Dismissing an employee who turns up for work while drunk or on drugs might seem like the right thing to do at the time, however, hasty decisions could expose employers to substantial legal risk.
While in certain circumstances it may be reasonable to dismiss an employee who has tested positive for drugs or alcohol, employers need to follow their own workplace policies.
An employer does not necessarily have an automatic right to dismiss an employee who has arrived at work drunk, affected by drugs, or has failed a drug test; they could find themselves with problems for dismissing an employee who was suspected of or tested positive for drugs or alcohol. Many factors have to be considered. To that end, it is critically important to have a drug and alcohol policy and, where practical and reasonable, to have zero-tolerance policy.
Employers that have a zero-tolerance policy may have a stronger legal footing if an employee is dismissed if a court agrees that non-compliance with the policy justified termination of employment.
In 2015, the Federal Court endorsed a Full Bench decision of a Fair Work Commission (FWC), overturning the original FWC decision of reinstatement of a Sydney Harbour ferry master who failed a drug test after a ferry he was driving struck a wharf pylon. The employee admitted he had smoked marijuana the night before as pain relief for a shoulder injury, and while his drug test was positive, he claimed he was not impaired at time of the incident.

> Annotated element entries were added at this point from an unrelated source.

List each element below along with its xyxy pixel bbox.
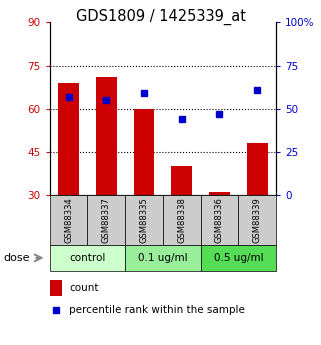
Bar	[238, 195, 276, 245]
Text: count: count	[69, 283, 99, 293]
Bar	[201, 195, 238, 245]
Bar	[201, 245, 276, 271]
Bar	[171, 166, 192, 195]
Text: GSM88335: GSM88335	[140, 197, 149, 243]
Text: GSM88336: GSM88336	[215, 197, 224, 243]
Text: 0.5 ug/ml: 0.5 ug/ml	[213, 253, 263, 263]
Text: dose: dose	[3, 253, 30, 263]
Bar	[50, 195, 87, 245]
Bar	[125, 195, 163, 245]
Bar	[163, 195, 201, 245]
Text: percentile rank within the sample: percentile rank within the sample	[69, 305, 245, 315]
Text: GSM88334: GSM88334	[64, 197, 73, 243]
Bar	[134, 109, 154, 195]
Text: GDS1809 / 1425339_at: GDS1809 / 1425339_at	[75, 9, 246, 25]
Bar	[96, 77, 117, 195]
Bar	[209, 192, 230, 195]
Bar	[50, 245, 125, 271]
Bar	[50, 280, 62, 296]
Text: GSM88338: GSM88338	[177, 197, 186, 243]
Text: 0.1 ug/ml: 0.1 ug/ml	[138, 253, 188, 263]
Bar	[247, 143, 268, 195]
Text: control: control	[69, 253, 106, 263]
Bar	[125, 245, 201, 271]
Bar	[87, 195, 125, 245]
Bar	[58, 83, 79, 195]
Text: GSM88337: GSM88337	[102, 197, 111, 243]
Text: GSM88339: GSM88339	[253, 197, 262, 243]
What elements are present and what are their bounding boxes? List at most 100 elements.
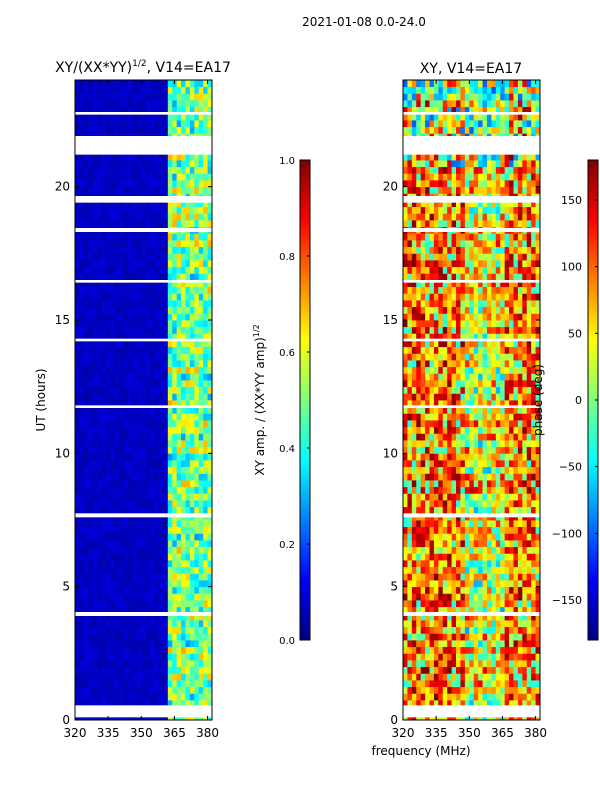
- heatmap-cell: [163, 206, 169, 214]
- heatmap-cell: [526, 453, 532, 461]
- heatmap-cell: [136, 486, 142, 494]
- heatmap-cell: [420, 360, 426, 368]
- heatmap-cell: [451, 480, 457, 488]
- heatmap-cell: [79, 420, 85, 428]
- heatmap-cell: [154, 360, 160, 368]
- heatmap-cell: [203, 613, 208, 621]
- heatmap-cell: [119, 93, 125, 101]
- heatmap-cell: [158, 646, 164, 654]
- heatmap-cell: [509, 640, 514, 648]
- heatmap-cell: [203, 426, 208, 434]
- heatmap-cell: [486, 633, 492, 641]
- heatmap-cell: [79, 366, 85, 374]
- heatmap-cell: [491, 500, 497, 508]
- heatmap-cell: [482, 480, 488, 488]
- heatmap-cell: [411, 460, 417, 468]
- heatmap-cell: [176, 620, 182, 628]
- heatmap-cell: [114, 213, 120, 221]
- heatmap-cell: [464, 333, 470, 341]
- heatmap-cell: [154, 380, 160, 388]
- heatmap-cell: [411, 420, 417, 428]
- heatmap-cell: [150, 306, 155, 314]
- heatmap-cell: [150, 266, 155, 274]
- heatmap-cell: [407, 593, 413, 601]
- heatmap-cell: [509, 333, 514, 341]
- heatmap-cell: [136, 460, 142, 468]
- heatmap-cell: [79, 493, 85, 501]
- heatmap-cell: [194, 206, 200, 214]
- heatmap-cell: [438, 686, 444, 694]
- heatmap-cell: [101, 333, 107, 341]
- heatmap-cell: [473, 373, 479, 381]
- heatmap-cell: [101, 273, 107, 281]
- heatmap-cell: [420, 426, 426, 434]
- heatmap-cell: [150, 480, 155, 488]
- heatmap-cell: [526, 340, 532, 348]
- heatmap-cell: [141, 600, 147, 608]
- heatmap-cell: [473, 640, 479, 648]
- heatmap-cell: [88, 620, 94, 628]
- heatmap-cell: [128, 93, 133, 101]
- heatmap-cell: [181, 293, 186, 301]
- heatmap-cell: [123, 640, 129, 648]
- heatmap-cell: [110, 213, 116, 221]
- heatmap-cell: [181, 646, 186, 654]
- heatmap-cell: [176, 500, 182, 508]
- heatmap-cell: [460, 660, 466, 668]
- heatmap-cell: [79, 533, 85, 541]
- heatmap-cell: [185, 700, 191, 708]
- heatmap-cell: [447, 486, 453, 494]
- heatmap-cell: [517, 493, 523, 501]
- heatmap-cell: [411, 540, 417, 548]
- heatmap-cell: [136, 646, 142, 654]
- heatmap-cell: [101, 480, 107, 488]
- heatmap-cell: [105, 526, 111, 534]
- heatmap-cell: [145, 180, 151, 188]
- heatmap-cell: [189, 266, 195, 274]
- heatmap-cell: [194, 100, 200, 108]
- heatmap-cell: [447, 446, 453, 454]
- heatmap-cell: [101, 680, 107, 688]
- heatmap-cell: [517, 520, 523, 528]
- heatmap-cell: [88, 593, 94, 601]
- heatmap-cell: [203, 573, 208, 581]
- heatmap-cell: [447, 440, 453, 448]
- heatmap-cell: [526, 406, 532, 414]
- heatmap-cell: [158, 346, 164, 354]
- heatmap-cell: [176, 100, 182, 108]
- heatmap-cell: [101, 606, 107, 614]
- heatmap-cell: [482, 500, 488, 508]
- heatmap-cell: [145, 380, 151, 388]
- figure-suptitle: 2021-01-08 0.0-24.0: [302, 15, 426, 29]
- heatmap-cell: [101, 260, 107, 268]
- heatmap-cell: [185, 346, 191, 354]
- heatmap-cell: [158, 386, 164, 394]
- heatmap-cell: [535, 306, 540, 314]
- heatmap-cell: [154, 686, 160, 694]
- heatmap-cell: [105, 246, 111, 254]
- heatmap-cell: [145, 166, 151, 174]
- heatmap-cell: [495, 386, 501, 394]
- panel1-heatmap: [75, 80, 212, 720]
- heatmap-cell: [163, 273, 169, 281]
- heatmap-cell: [198, 173, 204, 181]
- heatmap-cell: [526, 693, 532, 701]
- heatmap-cell: [163, 86, 169, 94]
- heatmap-cell: [83, 460, 89, 468]
- heatmap-cell: [407, 560, 413, 568]
- heatmap-cell: [407, 660, 413, 668]
- heatmap-cell: [154, 566, 160, 574]
- heatmap-cell: [425, 426, 430, 434]
- heatmap-cell: [203, 200, 208, 208]
- heatmap-cell: [456, 333, 461, 341]
- heatmap-cell: [141, 440, 147, 448]
- heatmap-cell: [491, 473, 497, 481]
- heatmap-cell: [119, 680, 125, 688]
- heatmap-cell: [75, 526, 80, 534]
- heatmap-cell: [101, 600, 107, 608]
- heatmap-cell: [447, 506, 453, 514]
- heatmap-cell: [167, 546, 173, 554]
- heatmap-cell: [451, 340, 457, 348]
- heatmap-cell: [83, 600, 89, 608]
- heatmap-cell: [150, 253, 155, 261]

However, his employer, Harbour City Ferries Pty Limited, had zero-tolerance policy for drugs and alcohol, meaning that employees must not register a positive result in a drug test that exceeds the relevant Australian Standard. The Federal Court upheld that the zero-tolerance drug and alcohol policy held by the ferry master’s employer was highly relevant and appropriate in the circumstances.
However, employers still need to exercise caution when dismissing an employee for breaching a ‘zero tolerance’ drug and alcohol policy.
While the Fair Work Regulations classifies being intoxicated at work as serious misconduct, which is a valid reason for summary dismissal, the onus of proof is clearly on the employer in such circumstances. The employer would need solid proof of the employee’s misconduct before making a decision to terminate their employment.
It is also important for employers to consider other alternatives to dismissal when confronted with issues of drug and alcohol usage.
For example, an employee’s abuse of drugs or alcohol may be symptomatic of wider personal issues which may be addressed through an appropriate employee assistance program (EAP) and therefore an effective workplace policy needs to be part of a broader healthy workplace solution that considers drug and alcohol use, mental health, fatigue, and other impacts on fitness for work.
Any such policies need to be clear and well-defined and include education and training for managers and workers, and also some identified referral options such as an EAP.
It is also advisable to have a policy that provides for differing levels of intoxication depending on roles and responsibilities. For example, those working in administration roles may have a higher threshold than those working in safety-sensitive areas, such as driving plant and equipment, where zero tolerance would be considered as highly appropriate.
To avoid future risks, employers should have a considered approach and policy in place to deal with drugs and alcohol in the workplace.
Disclaimer: This article provides a summary only of the subject matter without the assumption of a duty of care by Effective Workplace Solutions. No person should rely on the contents as a substitute for legal of other professional advice.